According to new RainmakerThinking research, employees are unhappier than ever and Founder Bruce Tulgan believes that it could lead to a “sudden spike” in turnover as the job market improves.
In the words of Scooby Doo: Ruh-roh.
Specifically, the survey finds that 46% of employees report that in the last year they’ve felt “stuck” in their jobs and have an unfulfilled desire to head for the exit. In addition, 90% say they’re less committed, are less productive and are less willing to “go the extra mile” or “contribute their best ideas,” Tulgan says.
One of the biggest gripes by employees? Being required to do more work with less support and resources. They also complain about pay and benefits.
To make matters worse, the research finds that those polled are not considered the worst performers, which means that it’s not going to be the bottom-feeders who leave.
So, if you really don’t want to conduct exit interviews with your best performers in the near future, then it’s time to take action and start doing “stay” interviews.
A stay interview means that you sit down one-on-one with key employees and let them tell you what it will do to make them stay. In other words, a stay interview lets you find out what is going right and what is going wrong before you find out in an exit interview.

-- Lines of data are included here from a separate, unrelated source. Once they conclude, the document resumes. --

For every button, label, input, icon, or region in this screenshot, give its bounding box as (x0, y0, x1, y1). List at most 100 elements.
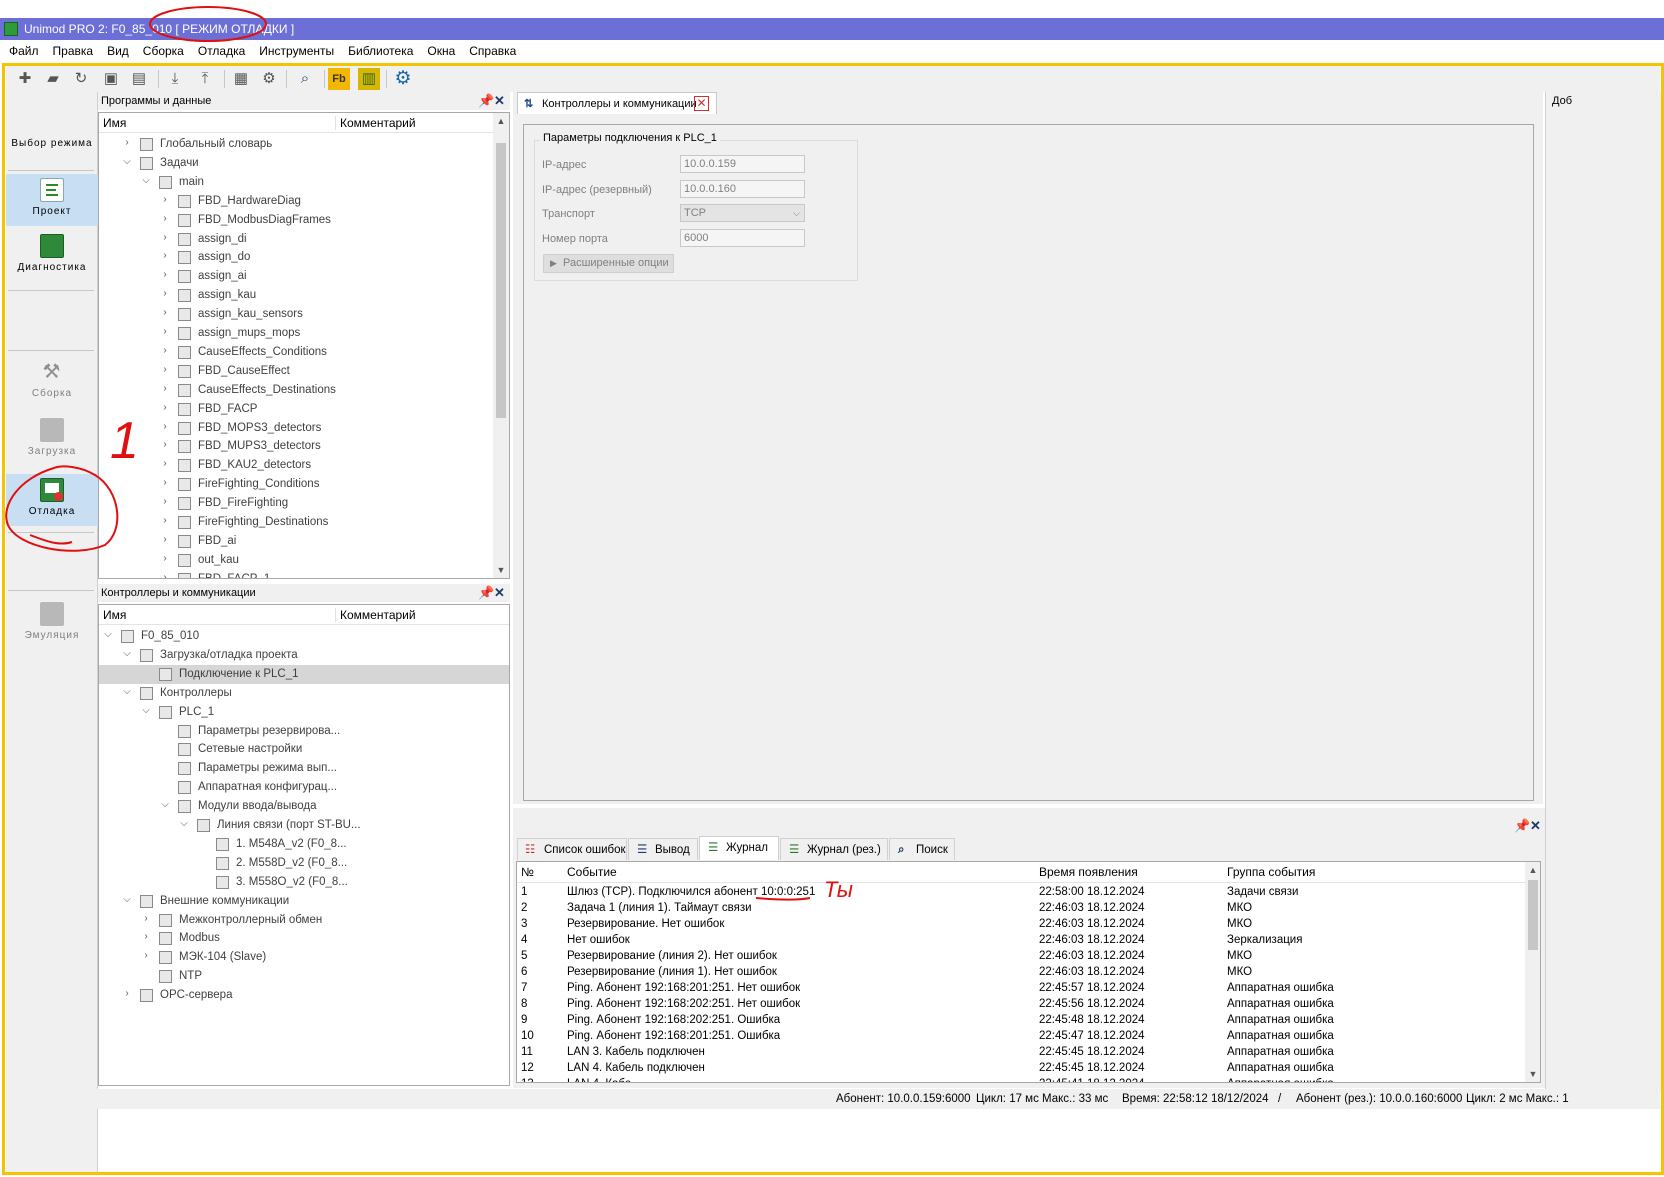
port-field[interactable]: 6000 (680, 229, 805, 247)
chevron-right-icon[interactable]: › (160, 250, 170, 261)
tree-row[interactable]: ⌵ Загрузка/отладка проекта (99, 646, 509, 665)
tab-controllers[interactable]: ⇅ Контроллеры и коммуникации ✕ (517, 92, 717, 114)
tree-row[interactable]: › assign_kau_sensors (99, 305, 509, 324)
column-comment[interactable]: Комментарий (335, 608, 416, 622)
save-all-icon[interactable]: ▤ (128, 68, 150, 90)
tree-row[interactable]: › FBD_FACP (99, 400, 509, 419)
menu-view[interactable]: Вид (100, 40, 136, 62)
chevron-right-icon[interactable]: › (160, 421, 170, 432)
chevron-down-icon[interactable]: ⌵ (122, 686, 132, 697)
library-icon[interactable]: ▥ (358, 68, 380, 90)
tree-row[interactable]: Параметры режима вып... (99, 759, 509, 778)
chevron-right-icon[interactable]: › (160, 326, 170, 337)
tab-journal-backup[interactable]: ☰ Журнал (рез.) (780, 838, 888, 860)
journal-row[interactable]: 3 Резервирование. Нет ошибок 22:46:03 18.1… (517, 916, 1527, 932)
chevron-down-icon[interactable]: ⌵ (122, 156, 132, 167)
menu-debug[interactable]: Отладка (191, 40, 252, 62)
advanced-options-button[interactable]: ▶ Расширенные опции (543, 254, 674, 273)
tree-row[interactable]: 3. M558O_v2 (F0_8... (99, 873, 509, 892)
chevron-right-icon[interactable]: › (160, 515, 170, 526)
mode-project[interactable]: Проект (6, 174, 98, 226)
tree-row[interactable]: › assign_ai (99, 267, 509, 286)
chevron-down-icon[interactable]: ⌵ (179, 818, 189, 829)
tree-row[interactable]: › assign_kau (99, 286, 509, 305)
tree-row[interactable]: › FBD_FireFighting (99, 494, 509, 513)
build-settings-icon[interactable]: ⚙ (258, 68, 280, 90)
column-name[interactable]: Имя (103, 608, 126, 622)
programs-scrollbar[interactable]: ▲ ▼ (493, 113, 509, 578)
tree-row[interactable]: › Modbus (99, 929, 509, 948)
tree-row[interactable]: › FireFighting_Destinations (99, 513, 509, 532)
chevron-down-icon[interactable]: ⌵ (160, 799, 170, 810)
save-icon[interactable]: ▣ (100, 68, 122, 90)
chevron-right-icon[interactable]: › (160, 364, 170, 375)
chevron-right-icon[interactable]: › (160, 534, 170, 545)
menu-file[interactable]: Файл (0, 40, 46, 62)
chevron-right-icon[interactable]: › (160, 458, 170, 469)
mode-download[interactable]: Загрузка (6, 418, 98, 468)
transport-select[interactable]: TCP ⌵ (680, 204, 805, 222)
tree-row[interactable]: › assign_mups_mops (99, 324, 509, 343)
chevron-right-icon[interactable]: › (160, 553, 170, 564)
tree-row[interactable]: Параметры резервирова... (99, 722, 509, 741)
col-number[interactable]: № (521, 865, 534, 879)
pin-icon[interactable]: 📌 (478, 584, 494, 602)
tab-journal[interactable]: ☰ Журнал (699, 836, 779, 860)
journal-row[interactable]: 2 Задача 1 (линия 1). Таймаут связи 22:46:… (517, 900, 1527, 916)
chevron-down-icon[interactable]: ⌵ (122, 648, 132, 659)
pin-icon[interactable]: 📌 (1514, 818, 1530, 834)
tree-row[interactable]: › CauseEffects_Conditions (99, 343, 509, 362)
chevron-right-icon[interactable]: › (160, 269, 170, 280)
mode-emulation[interactable]: Эмуляция (6, 602, 98, 652)
menu-edit[interactable]: Правка (46, 40, 101, 62)
tree-row[interactable]: › FBD_ai (99, 532, 509, 551)
tree-row[interactable]: › FBD_KAU2_detectors (99, 456, 509, 475)
chevron-right-icon[interactable]: › (160, 288, 170, 299)
tab-search[interactable]: ⌕ Поиск (889, 838, 955, 860)
tree-row[interactable]: › FBD_MUPS3_detectors (99, 437, 509, 456)
chevron-right-icon[interactable]: › (141, 931, 151, 942)
menu-library[interactable]: Библиотека (341, 40, 420, 62)
tree-row[interactable]: › Глобальный словарь (99, 135, 509, 154)
gear-icon[interactable]: ⚙ (392, 68, 414, 90)
journal-row[interactable]: 7 Ping. Абонент 192:168:201:251. Нет ошиб… (517, 980, 1527, 996)
refresh-icon[interactable]: ↻ (70, 68, 92, 90)
journal-scrollbar[interactable]: ▲ ▼ (1525, 862, 1540, 1082)
journal-row[interactable]: 11 LAN 3. Кабель подключен 22:45:45 18.12.… (517, 1044, 1527, 1060)
scroll-thumb[interactable] (1528, 880, 1538, 950)
compile-icon[interactable]: ▦ (230, 68, 252, 90)
chevron-down-icon[interactable]: ⌵ (141, 705, 151, 716)
tree-row[interactable]: ⌵ main (99, 173, 509, 192)
journal-row[interactable]: 5 Резервирование (линия 2). Нет ошибок 22:… (517, 948, 1527, 964)
chevron-right-icon[interactable]: › (160, 439, 170, 450)
column-name[interactable]: Имя (103, 116, 126, 130)
tree-row[interactable]: › out_kau (99, 551, 509, 570)
chevron-right-icon[interactable]: › (160, 345, 170, 356)
tree-row[interactable]: ⌵ Модули ввода/вывода (99, 797, 509, 816)
chevron-right-icon[interactable]: › (160, 307, 170, 318)
tree-row[interactable]: › FBD_HardwareDiag (99, 192, 509, 211)
tree-row[interactable]: 1. M548A_v2 (F0_8... (99, 835, 509, 854)
tree-row[interactable]: ⌵ Линия связи (порт ST-BU... (99, 816, 509, 835)
chevron-right-icon[interactable]: › (160, 402, 170, 413)
upload-icon[interactable]: ⤒ (194, 68, 216, 90)
col-group[interactable]: Группа события (1227, 865, 1315, 879)
chevron-right-icon[interactable]: › (160, 213, 170, 224)
journal-row[interactable]: 1 Шлюз (TCP). Подключился абонент 10:0:0:… (517, 884, 1527, 900)
chevron-down-icon[interactable]: ⌵ (103, 629, 113, 640)
menu-help[interactable]: Справка (462, 40, 523, 62)
ip-backup-field[interactable]: 10.0.0.160 (680, 180, 805, 198)
journal-row[interactable]: 13 LAN 4. Кабе... 22:45:41 18.12.2024 Аппар… (517, 1076, 1527, 1082)
tree-row[interactable]: ⌵ F0_85_010 (99, 627, 509, 646)
tree-row[interactable]: › OPC-сервера (99, 986, 509, 1005)
search-icon[interactable]: ⌕ (294, 68, 316, 90)
chevron-right-icon[interactable]: › (160, 383, 170, 394)
tree-row[interactable]: Сетевые настройки (99, 740, 509, 759)
tree-row[interactable]: › FBD_MOPS3_detectors (99, 419, 509, 438)
chevron-down-icon[interactable]: ⌵ (141, 175, 151, 186)
menu-windows[interactable]: Окна (420, 40, 462, 62)
close-icon[interactable]: ✕ (494, 92, 505, 110)
download-icon[interactable]: ⤓ (164, 68, 186, 90)
tree-row[interactable]: › CauseEffects_Destinations (99, 381, 509, 400)
column-comment[interactable]: Комментарий (335, 116, 416, 130)
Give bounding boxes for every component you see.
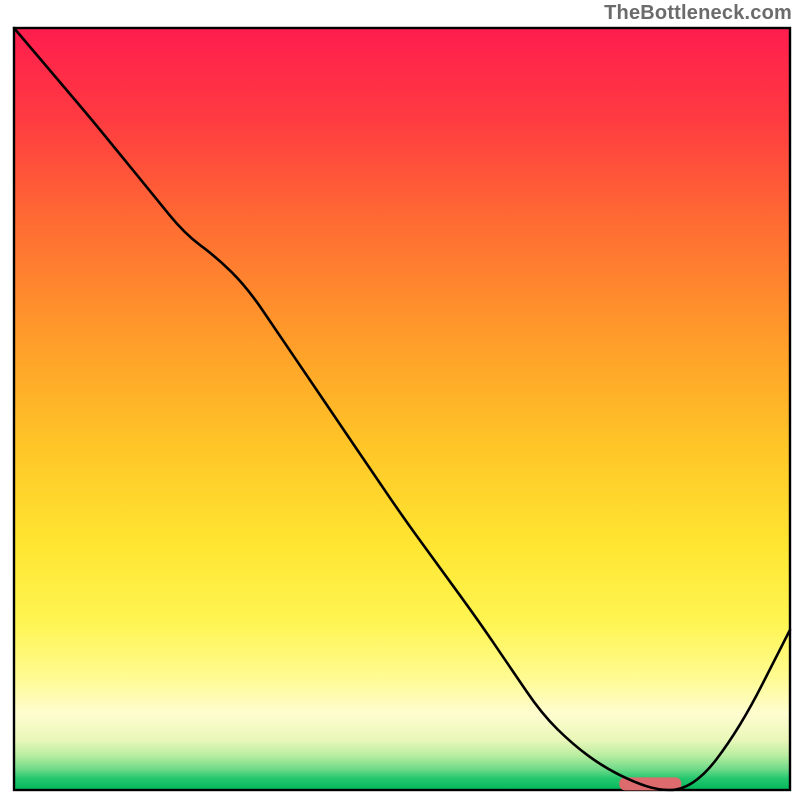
chart-container: TheBottleneck.com	[0, 0, 800, 800]
bottleneck-chart	[0, 0, 800, 800]
plot-background	[14, 28, 790, 790]
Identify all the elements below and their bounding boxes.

“Most employees are excited simply by the fact that the organization is concerned about their future and that their manager took the time to consult with them,” writes John Sullivan on ere.net.
CIO Insight suggests that if you’re unsure of who should be given a stay interview, calculate “the estimated negative dollar business impact if they departed, along with the probability of them doing so in the next 12 months.” ()
Beverly Kaye, author of “Help Them Grow or Watch Them Go,” suggests on Monster some stay interview questions that managers can ask employees:
1. What about your job makes you want jump out of bed?
2. What about your job makes you want to hit the snooze button?
3. What are you passionate about?
4. What’s your dream job?
5. If you changed your role completely, what would you miss the most?
6. If you won the lottery and didn’t have to work, what would you miss?
7. What did you love in your last position that you’re not doing now?
8. What makes for a great day at work?
9. If you had a magic wand, what would be the one thing you would change about your work, your role and your responsibilities?
10. What do you think about on your way to work?
11. What’s bothering you most about your job?
In addition, Sullivan advocates identifying possible “triggers” that might prompt an employee to leave. For example, ask an employee:
- If you ever decided to leave, what would be the negative “triggers” that would cause you to leave?
- In the last year, have you ever been frustrated or anxious about your current role? What contributed the most to that stress? How did you reduce your frustration?
- Thinking about those who have left, have any of their reasons made sense to you? Why?
- What are the main reasons you left your last two jobs? Is there anything from those earlier experiences that you hope you will never have here?
Susan Heathfield, writing for About.com, suggests that once you do stay interviews, then “employees will look for something to change as a result of their participation.”
“You need to be committed to making positive changes before conducting stay interviews. When you make changes, you need to inform employees that the changes are the result of their suggestions and responses in stay interviews,” she writes.
She also cautions not to make excuses to workers, “or becoming all defensive will also derail your process for understanding employee satisfaction and retention in your organization.”
“You may agree or disagree with the views expressed, but nonetheless, they are the current reality of the employees who are participating in the interviews,” she writes.
Tulgan says that his company’s research shows that employers need to actively “reenlist” their workers, and stop the “downward spiral.”
“Help them get back into an upward spiral. There is no short-cut to that solution. It requires strong, highly-engaged leadership throughout the chain of command, from the top, all the way down to the front lines,” Tulgan says.